Das Hexenmaedchen von Max Bentow
Berlin wird wieder von einer spektakulären Mordserie erschüttert und der leitende Ermittler Nils Trojan ist immer noch psychisch sehr angeschlagen, denn er hat Schlafstörungen und Panikattacken und sollte eigentlich etwas kürzer treten.

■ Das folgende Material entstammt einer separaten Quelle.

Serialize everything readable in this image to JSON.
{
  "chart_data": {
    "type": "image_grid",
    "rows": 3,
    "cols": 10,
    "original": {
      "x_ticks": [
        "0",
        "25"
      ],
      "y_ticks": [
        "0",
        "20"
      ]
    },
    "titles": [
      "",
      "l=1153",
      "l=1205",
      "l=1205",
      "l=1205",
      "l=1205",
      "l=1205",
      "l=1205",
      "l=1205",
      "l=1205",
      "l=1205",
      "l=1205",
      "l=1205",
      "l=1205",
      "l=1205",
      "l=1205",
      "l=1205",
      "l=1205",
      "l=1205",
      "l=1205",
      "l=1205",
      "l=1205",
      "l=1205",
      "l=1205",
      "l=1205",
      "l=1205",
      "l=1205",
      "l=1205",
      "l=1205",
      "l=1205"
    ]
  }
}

Doch das muss warten, denn er wird zu einem alptraumhaften Szenario gerufen: Der Gymnasiallehrer Georg Haubacher wird von seiner kleinen Tochter mit dem Kopf im Backofen und mit den Händen auf dem Rücken gefesselt, tot aufgefunden. Später stellt sich heraus, dass der Mann durch ein zusammengeknäultes Tuch, das sich tief in seinem Rachen befand, erstickt ist. Warum tut jemand so etwas?
Georg Haubacher war das erste Opfer und es gibt noch weitere!
Das Hörbuch „Das Hexenmädchen“ wird von Axel Milberg vorgetragen, der das wieder auf seine unverwechselbare Art macht! Er hat diesmal ein breites Spektrum an Stimmnuancen in seinen Vortrag eingearbeitet, denn ein Teil der Handlung hat mit der Entführung von kleinen Mädchen zu tun und die Geschichte ist so geschrieben, dass man an den Gedankengängen und den Dialogen zwischen Opfer und Täter dabei ist. Grrrrr!
Besonders der „böse Part“ wird stimmlich von Axel Milberg so wiedergegeben, dass es einen gruselt! Einfach toll was er mit seiner Stimme ausdrücken kann.
Nils Trojan hat es dann außerdem mit dem Vermisstenfall der kleinen Sophie zu tun und damit nicht genug, ihre Freundin Julie ist kurze Zeit später auch wie vom Erdboden verschluckt.
Der Zuhörer hat es da besser, denn aus Sicht der Mädchen wird die Geschichte weitererzählt und im Verlauf dann eines  von ihnen tot aufgefunden. Nach der Obduktion steht fest, dass sie ebenfalls an einem Tuch im Mund erstickt ist!  Da wird Trojan hellhörig und er sucht nach Parallelen zwischen den Ofenmorden und den Vermisstenfällen……
Obwohl durch Axel Milbergs Vortragsweise das Zuhören ein Genuss ist, muss man hier wirklich sehr gut aufpassen, denn durch die vielen Mitwirkenden und teilweise nur angedeuteten Geschehnisse ist der Handlungsablauf manchmal etwas undurchsichtig. Die vielen Verdächtigen und falschen Fährten machen es dem Zuhörer nicht einfacher.  Aber nichtsdestotrotz ist düstere Spannung vorhanden und das Thema um das es hier geht brandaktuell.
Fazit: In Sachen Spannung sind Max Bentow und Axel Milberg ein tolles Team!